Buying Cheap Masking Tape
Don’t scrimp on masking tape. More expensive tape is easier to put on, easier to remove and better at sealing out the paint. There are many specialized types of tape to choose from to suit your task. Some can be left on longer. Some are meant for outdoor use. And others have less aggressive adhesive so you can mask off delicate surfaces. Choose the most appropriate one, but don’t buy the cheap stuff.
Using a Low Nap Roller Cover on Walls
A 1/4-in.-nap roller cover is good for applying a smooth finish, but the thin nap doesn’t hold much paint. A 3/8- or even 1/2-in.-nap roller cover is best. These thicker covers hold more paint, so it’s quicker and easier to apply an even coat of paint. Only buy a 1/4-in.-nap cover if you don’t want any stipple on the surface.

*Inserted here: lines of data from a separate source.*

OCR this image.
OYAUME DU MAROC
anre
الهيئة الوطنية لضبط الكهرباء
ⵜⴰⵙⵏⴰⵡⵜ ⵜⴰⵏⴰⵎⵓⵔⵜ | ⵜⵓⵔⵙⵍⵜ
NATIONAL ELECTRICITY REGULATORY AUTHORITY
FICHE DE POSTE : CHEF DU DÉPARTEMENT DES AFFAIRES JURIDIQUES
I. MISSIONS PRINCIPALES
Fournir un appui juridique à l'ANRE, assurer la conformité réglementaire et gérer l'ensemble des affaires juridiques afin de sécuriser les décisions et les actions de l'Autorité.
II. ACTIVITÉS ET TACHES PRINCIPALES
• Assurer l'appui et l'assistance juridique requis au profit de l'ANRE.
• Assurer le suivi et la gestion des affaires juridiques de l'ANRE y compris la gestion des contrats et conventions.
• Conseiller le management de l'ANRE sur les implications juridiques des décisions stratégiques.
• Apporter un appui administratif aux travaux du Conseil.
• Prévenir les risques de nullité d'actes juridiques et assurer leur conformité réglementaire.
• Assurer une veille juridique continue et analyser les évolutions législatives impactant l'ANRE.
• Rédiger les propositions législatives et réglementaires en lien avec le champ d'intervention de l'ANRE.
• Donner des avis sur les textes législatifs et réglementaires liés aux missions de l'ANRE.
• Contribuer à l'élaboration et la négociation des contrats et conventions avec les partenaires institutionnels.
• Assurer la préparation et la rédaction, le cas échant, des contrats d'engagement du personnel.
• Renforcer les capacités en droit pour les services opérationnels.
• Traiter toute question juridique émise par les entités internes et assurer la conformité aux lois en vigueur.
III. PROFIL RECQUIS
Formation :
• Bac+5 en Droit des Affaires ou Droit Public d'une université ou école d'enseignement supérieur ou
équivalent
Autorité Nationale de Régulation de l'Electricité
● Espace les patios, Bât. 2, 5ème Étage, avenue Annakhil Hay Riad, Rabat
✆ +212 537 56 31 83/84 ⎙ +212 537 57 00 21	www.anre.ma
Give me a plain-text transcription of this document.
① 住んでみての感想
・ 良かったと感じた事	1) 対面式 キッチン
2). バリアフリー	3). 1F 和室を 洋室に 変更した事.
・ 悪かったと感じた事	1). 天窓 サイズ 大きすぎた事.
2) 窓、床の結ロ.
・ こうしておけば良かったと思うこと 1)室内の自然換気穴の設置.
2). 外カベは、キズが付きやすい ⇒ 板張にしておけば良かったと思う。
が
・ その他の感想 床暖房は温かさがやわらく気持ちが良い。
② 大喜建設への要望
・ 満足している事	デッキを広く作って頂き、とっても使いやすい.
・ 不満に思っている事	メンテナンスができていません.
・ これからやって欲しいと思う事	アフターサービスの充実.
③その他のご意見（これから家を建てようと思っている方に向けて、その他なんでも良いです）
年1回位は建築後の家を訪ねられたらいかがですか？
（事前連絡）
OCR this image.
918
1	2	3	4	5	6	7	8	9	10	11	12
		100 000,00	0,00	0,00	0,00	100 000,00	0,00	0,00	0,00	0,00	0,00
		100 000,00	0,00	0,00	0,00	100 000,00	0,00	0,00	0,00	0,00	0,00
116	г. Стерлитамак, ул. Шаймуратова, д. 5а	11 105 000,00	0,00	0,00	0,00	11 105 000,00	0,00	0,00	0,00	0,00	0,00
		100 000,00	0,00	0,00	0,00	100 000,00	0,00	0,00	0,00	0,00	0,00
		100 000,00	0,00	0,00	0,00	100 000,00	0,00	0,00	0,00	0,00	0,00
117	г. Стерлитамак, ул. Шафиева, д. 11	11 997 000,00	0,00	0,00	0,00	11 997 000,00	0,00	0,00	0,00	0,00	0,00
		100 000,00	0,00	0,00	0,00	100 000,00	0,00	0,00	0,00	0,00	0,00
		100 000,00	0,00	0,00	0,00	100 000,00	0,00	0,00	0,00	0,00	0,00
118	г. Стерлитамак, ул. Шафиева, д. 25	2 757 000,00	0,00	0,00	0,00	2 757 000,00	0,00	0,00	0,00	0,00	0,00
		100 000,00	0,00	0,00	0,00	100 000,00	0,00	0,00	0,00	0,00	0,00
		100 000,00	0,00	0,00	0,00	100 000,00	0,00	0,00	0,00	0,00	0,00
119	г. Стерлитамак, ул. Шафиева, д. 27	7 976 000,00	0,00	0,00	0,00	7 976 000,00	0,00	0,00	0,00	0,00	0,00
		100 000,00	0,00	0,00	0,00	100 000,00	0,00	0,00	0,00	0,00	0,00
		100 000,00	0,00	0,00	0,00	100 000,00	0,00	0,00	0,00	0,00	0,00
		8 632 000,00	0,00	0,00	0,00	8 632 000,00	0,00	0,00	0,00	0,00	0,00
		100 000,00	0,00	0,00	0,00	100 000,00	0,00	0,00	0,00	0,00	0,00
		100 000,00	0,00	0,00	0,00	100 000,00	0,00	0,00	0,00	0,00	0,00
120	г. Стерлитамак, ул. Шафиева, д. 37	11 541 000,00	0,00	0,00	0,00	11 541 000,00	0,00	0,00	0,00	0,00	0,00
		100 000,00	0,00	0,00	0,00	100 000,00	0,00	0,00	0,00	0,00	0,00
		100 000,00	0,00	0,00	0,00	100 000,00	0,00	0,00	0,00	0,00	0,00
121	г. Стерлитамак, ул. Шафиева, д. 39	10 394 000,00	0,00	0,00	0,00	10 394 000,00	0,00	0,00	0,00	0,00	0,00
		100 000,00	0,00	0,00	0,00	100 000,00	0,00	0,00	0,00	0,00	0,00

Using the Paint From Different Batches
Don’t make the mistake of thinking that you can run to the paint store and grab another gallon and it’ll be the same exact color. It might be perfect. But there’s also a chance it’ll be slightly different. If you have to buy more paint, plan to cover an entire wall with the new batch rather than starting where you left off. Slight variations in color or sheen on adjacent walls aren’t noticeable
Wiping Too Much Paint from the Brush
The common practice of wiping the brush on the lip of the paint container after dipping it is a bad one. You end up scraping off too much paint. Instead, dip the bristles an inch or two into the paint. Then slap the brush on the side of the paint container to remove excess paint. The brush will be loaded with just the right amount of paint.
Not Buying Enough Paint
We’ve all done it. The can says a gallon covers 400 sq. ft., and our walls add up to about 800 sq. ft. It seems like 2 gallons should be enough. But in reality, we end up needing two coats, and the paint only covered about 300 sq. ft. on the first coat. So back to the store we go. Remember, the first coat usually requires more paint, especially over bare drywall. And don’t forget to add what you’ll need for the second coat. Finally, you’ll want to have some paint left over for touchup or to repaint a wall later if it gets damaged.
Not Hiring a Pro
One of our Field Editors, David Youngblood, has an idea that’s not exactly DIY, but it may be good advice for some people. Hire a good painter. If you don’t have the patience to do a good prep job, or will have to buy all kinds of equipment that you may never use again, then it makes sense to at least get an estimate for your paint job. It may not cost as much as you think to have it professionally done. And a poorly done DIY job may end you costing you more in the long run.
Letting Friends Help
‘After I selected a very expensive faux-suede paint, two friends eager to see how it looked on the wall came over to help paint. I appreciated the help, but we each had our own technique for applying the paint. We ended up with suede patchwork and had to apply two more coats of paint to fix the problem.’
Using Plastic Drop Cloths
Plastic doesn’t make a very good drop cloth underfoot. It doesn’t absorb the paint, so any little drip or spill is more likely to get tracked around. Plus, plastic is slippery, increasing the chance of a fall. Four-foot-wide canvas ‘runners’ are our favorite drop cloths, but old bed sheets, rosin paper or cardboard also work well.